If you’re anything like me, your “me time” is spent shopping… so at least two of your goals are counterproductive! As women, we tend to take on a care-taker role and feel like we’re going to hurt someone’s feelings if we say no to an invitation. You have to think about it from a different perspective. If your friend/family member wants you to be around/attend their get-together/chit chat on the phone for 2 hours, then you have to be in a good place mentally and physically to want to hang out. If you aren’t taking time for yourself, then you won’t be up to attending events or participate in idle chit chat. (However, phone time is a great way to kill two birds with one stone: walk around your yard or home while you’re talking on the phone and burn some calories while you kill some time!) Don’t feel guilty about having to get off the phone or go home early. Everyone is selfish in some respect. If someone is keeping you on the phone for hours talking about nothing and everything at the same time, they are being selfish by thinking that you have nothing better to do than talk with them. Give them some time and then politely let them know that you have obligations and need to go. If they get angry, then you need to get yourself some better friends!
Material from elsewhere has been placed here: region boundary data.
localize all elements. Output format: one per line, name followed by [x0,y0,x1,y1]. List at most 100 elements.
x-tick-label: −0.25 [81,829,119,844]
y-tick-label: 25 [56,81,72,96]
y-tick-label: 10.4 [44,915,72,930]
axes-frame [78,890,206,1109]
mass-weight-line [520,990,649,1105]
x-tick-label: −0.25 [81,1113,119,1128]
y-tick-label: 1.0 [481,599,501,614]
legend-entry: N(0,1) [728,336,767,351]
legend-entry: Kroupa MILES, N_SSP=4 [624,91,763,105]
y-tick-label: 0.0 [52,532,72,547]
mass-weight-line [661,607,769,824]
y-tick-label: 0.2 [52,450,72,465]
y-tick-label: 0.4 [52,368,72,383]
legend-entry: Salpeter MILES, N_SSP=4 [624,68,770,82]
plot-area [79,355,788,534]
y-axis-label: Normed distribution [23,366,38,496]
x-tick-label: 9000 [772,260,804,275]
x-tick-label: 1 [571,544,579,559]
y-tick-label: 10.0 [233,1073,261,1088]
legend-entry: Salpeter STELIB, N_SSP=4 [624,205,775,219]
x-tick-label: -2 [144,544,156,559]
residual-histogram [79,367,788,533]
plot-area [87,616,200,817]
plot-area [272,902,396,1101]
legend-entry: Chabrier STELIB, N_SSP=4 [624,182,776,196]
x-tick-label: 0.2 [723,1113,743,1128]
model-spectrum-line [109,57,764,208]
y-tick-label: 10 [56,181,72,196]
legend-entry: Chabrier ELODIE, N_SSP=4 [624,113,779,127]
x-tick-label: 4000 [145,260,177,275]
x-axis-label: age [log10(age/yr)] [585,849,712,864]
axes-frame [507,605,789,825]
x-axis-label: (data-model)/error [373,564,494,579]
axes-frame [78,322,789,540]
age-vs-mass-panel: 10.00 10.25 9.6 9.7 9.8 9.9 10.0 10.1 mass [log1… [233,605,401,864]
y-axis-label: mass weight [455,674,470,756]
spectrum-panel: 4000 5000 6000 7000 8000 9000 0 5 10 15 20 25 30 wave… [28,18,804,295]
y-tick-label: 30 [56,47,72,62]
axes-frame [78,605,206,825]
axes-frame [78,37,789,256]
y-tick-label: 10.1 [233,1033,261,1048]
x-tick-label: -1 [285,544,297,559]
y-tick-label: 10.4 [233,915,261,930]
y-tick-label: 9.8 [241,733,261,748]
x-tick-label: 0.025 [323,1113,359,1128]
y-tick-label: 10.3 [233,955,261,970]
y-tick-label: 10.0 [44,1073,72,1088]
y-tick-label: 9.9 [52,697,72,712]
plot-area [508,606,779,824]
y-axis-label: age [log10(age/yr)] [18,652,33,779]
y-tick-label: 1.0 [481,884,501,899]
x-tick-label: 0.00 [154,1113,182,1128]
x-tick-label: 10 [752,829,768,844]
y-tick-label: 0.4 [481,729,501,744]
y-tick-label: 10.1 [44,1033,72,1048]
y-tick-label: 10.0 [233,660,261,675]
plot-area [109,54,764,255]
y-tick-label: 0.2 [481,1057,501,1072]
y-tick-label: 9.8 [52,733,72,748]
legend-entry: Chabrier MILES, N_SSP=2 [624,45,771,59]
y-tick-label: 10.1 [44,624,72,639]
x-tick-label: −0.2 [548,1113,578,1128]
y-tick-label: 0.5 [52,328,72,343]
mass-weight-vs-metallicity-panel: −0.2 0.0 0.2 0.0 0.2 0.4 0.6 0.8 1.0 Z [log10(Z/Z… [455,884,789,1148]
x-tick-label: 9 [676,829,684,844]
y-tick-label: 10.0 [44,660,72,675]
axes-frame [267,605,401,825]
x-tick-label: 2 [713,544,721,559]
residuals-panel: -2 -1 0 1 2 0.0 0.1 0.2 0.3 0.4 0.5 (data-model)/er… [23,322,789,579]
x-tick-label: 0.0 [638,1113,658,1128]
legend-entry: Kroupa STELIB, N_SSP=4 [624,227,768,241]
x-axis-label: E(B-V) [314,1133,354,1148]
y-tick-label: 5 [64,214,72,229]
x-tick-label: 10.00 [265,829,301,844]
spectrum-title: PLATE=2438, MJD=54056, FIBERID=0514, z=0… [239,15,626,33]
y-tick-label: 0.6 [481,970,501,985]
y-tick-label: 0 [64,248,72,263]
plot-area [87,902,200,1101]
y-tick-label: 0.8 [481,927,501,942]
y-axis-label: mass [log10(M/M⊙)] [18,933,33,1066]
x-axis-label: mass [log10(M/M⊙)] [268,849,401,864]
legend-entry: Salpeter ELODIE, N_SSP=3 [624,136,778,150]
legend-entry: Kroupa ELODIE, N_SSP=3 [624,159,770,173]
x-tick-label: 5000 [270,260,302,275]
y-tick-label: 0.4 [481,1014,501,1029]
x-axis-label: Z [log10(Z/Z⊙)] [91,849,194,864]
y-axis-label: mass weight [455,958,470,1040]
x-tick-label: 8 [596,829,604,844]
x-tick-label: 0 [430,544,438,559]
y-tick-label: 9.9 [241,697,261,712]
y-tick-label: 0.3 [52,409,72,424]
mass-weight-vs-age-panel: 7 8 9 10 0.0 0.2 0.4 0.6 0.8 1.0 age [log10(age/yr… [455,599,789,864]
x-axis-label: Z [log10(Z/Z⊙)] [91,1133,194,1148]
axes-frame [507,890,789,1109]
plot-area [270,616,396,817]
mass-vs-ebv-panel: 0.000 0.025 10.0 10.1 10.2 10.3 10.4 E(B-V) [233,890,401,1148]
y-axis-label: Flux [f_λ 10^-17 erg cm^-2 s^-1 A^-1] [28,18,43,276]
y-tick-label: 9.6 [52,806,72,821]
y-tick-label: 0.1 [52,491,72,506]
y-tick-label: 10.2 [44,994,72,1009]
My advice on breaking the cycle is this: stop saying you can’t and start DOING it. As my Mom has always said… can’t never could.
Dear Sarcastically Southern,
I have an inside dog that sheds a lot. She loves attention. I’m talking LOVES attention. She climbs in our laps, gets in our faces and tries to lick us, and is constantly bringing us toys to play. She doesn’t just do it to my wife and I, but she does it to everyone. She acts like all of our guests are here just for her entertainment. She’s great and we love her to death…but our guests sometimes aren’t dog people or don’t really want to have her in their laps or in their faces. I love her and I love having company over, but I hate feeling like I’m constantly getting onto her and apologizing to people. Short of locking her in another room or not inviting people over, I don’t know what to do!
Thanks for your help, Not-so-Pawfect-Pet Parent
Dear Not so Pawfect,
Is this my husband? Seriously, it sounds like you’re describing my dog! I have to remind myself that these people are coming into my home and it’s also her home. They are aware that you have a dog and if they didn’t want to deal with the dog hair, love licks, and constant need for attention, then they should have invited you to their home. I think that pet owners are more worried about our guests’ comfort more than they are worried about the dog being annoying. I will say that one thing that has helped us was a shock collar. We have rarely shocked our dog because the vibration setting is usually enough to set her straight. If she’s ignoring our commands, we just buzz her and she knows that there is a potential for her to be shocked so she doesn’t want to push her luck.
We all want our guests to “make themselves at home,” but they aren’t paying the mortgage so they do have to remember that they are guests.